Остерегаясь спросить прямо и, возможно, затронуть наболевшее, Ксандра поглядела на Коляна молча, но вопросительно: что с тобой, друг?

— Раньше дураком был, все новое считал хорошим. А теперь понял: не все то золото, что блестит, не все хорошо, что ново. Туризм хорошо, ничего не скажу против, а турист-пожар никуда не годится. Надо на все глядеть кругом, как правильный пастух глядит на оленье стадо. — Колян покивал всем. — Садитесь, обедайте!

— А ты? — встрепенулась внучка.

— Говорить буду.

— А нам заткнешь рот обедом. Какой хитрый!

— Заткнешь тебе… — слышновато прошептал Колян и тяжело вздохнул.
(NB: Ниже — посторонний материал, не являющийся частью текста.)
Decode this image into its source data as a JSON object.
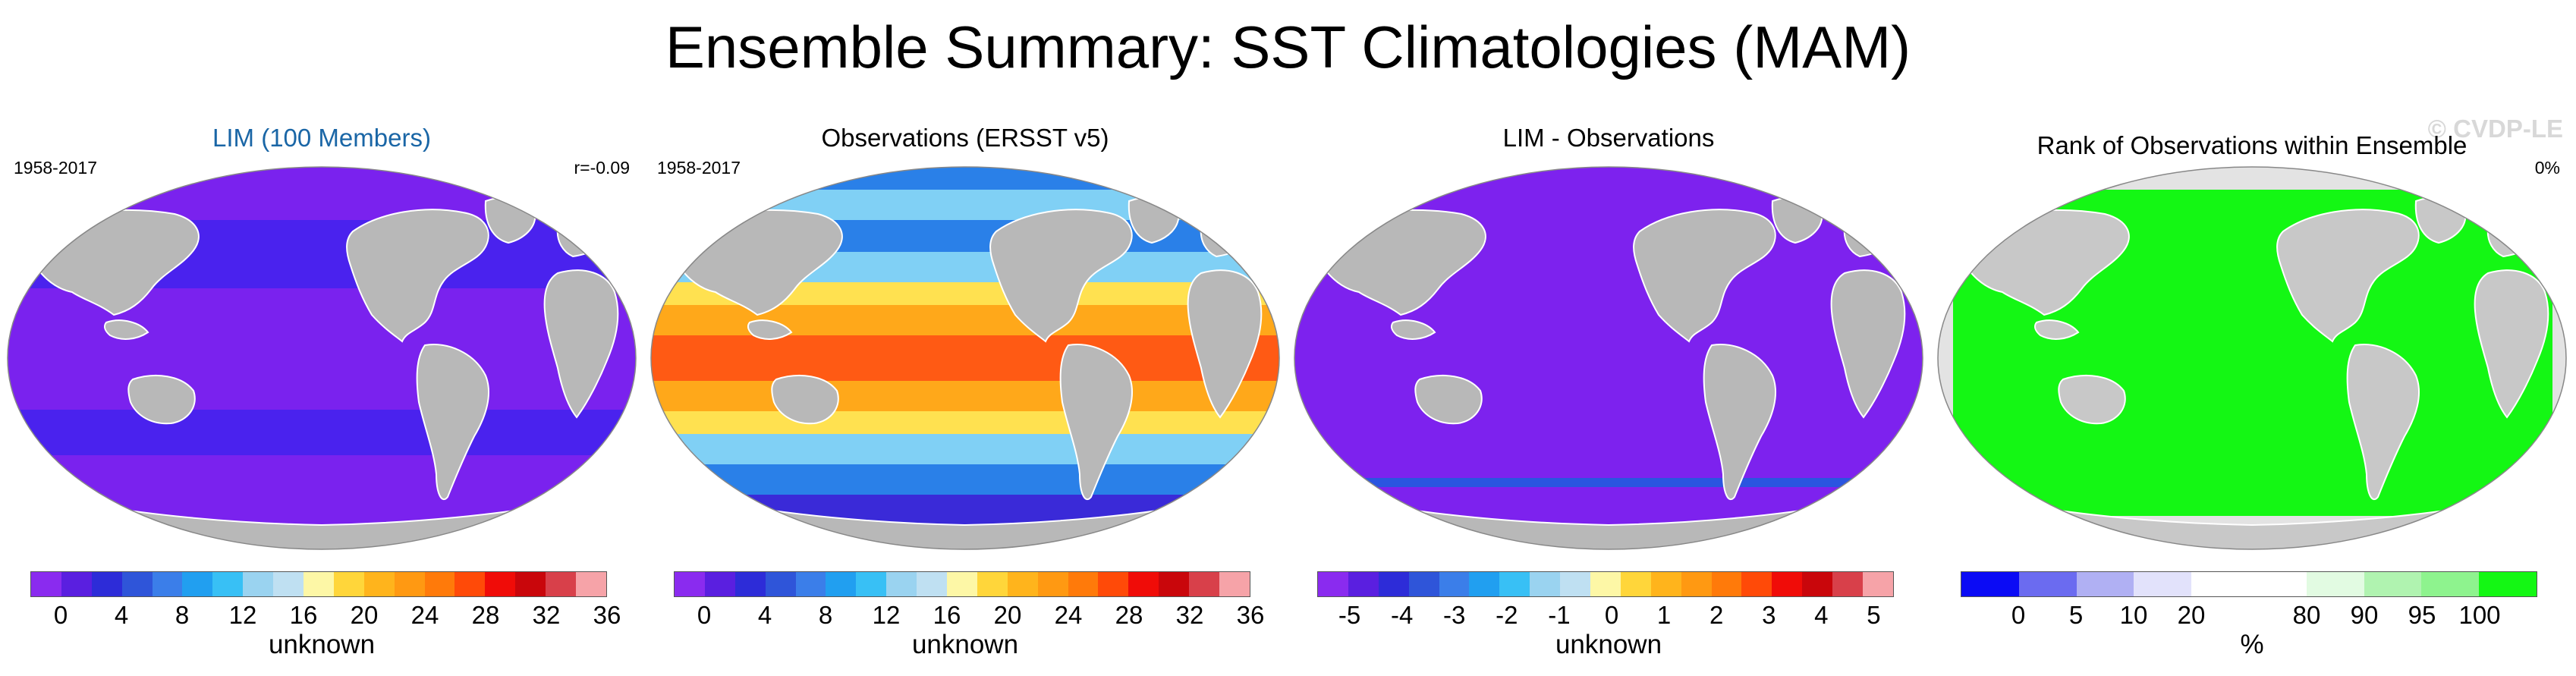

Обедали по-новому: из отдельных тарелок, с ножами и вилками, но мясное варево было приготовлено по-старому плохо, в той же посудине, в которой варили рыбу.

Колян в самом деле решил заткнуть всем рот едой, особенно нетерпеливой внучке, и высказаться без помехи.

— Вот дом, как в Ленинграде. Строили его ленинградские парни и девки. Нашим молодым лучше не надо: не дымит, не промокает, служба рядом, от дома до службы — тротуар. А для меня нет хуже такого дома. Приеду от стада, привезу мяса, рыбы, шкур разных, а девать некуда. Дом-то голый — ни загонов при нем, ни амбарчиков. И ставлю упряжку, кладу мясо, рыбу, шкуры к соседу, который живет в старом доме. А подерутся олени — сосед бежит ко мне на пятый этаж сказывать, потом бегу я к нему с пятого этажа мирить оленей, покуль бегаем — олени покалечат друг друга. Есть такие пастухи, которые поменяли новые квартиры обратно на старые дома…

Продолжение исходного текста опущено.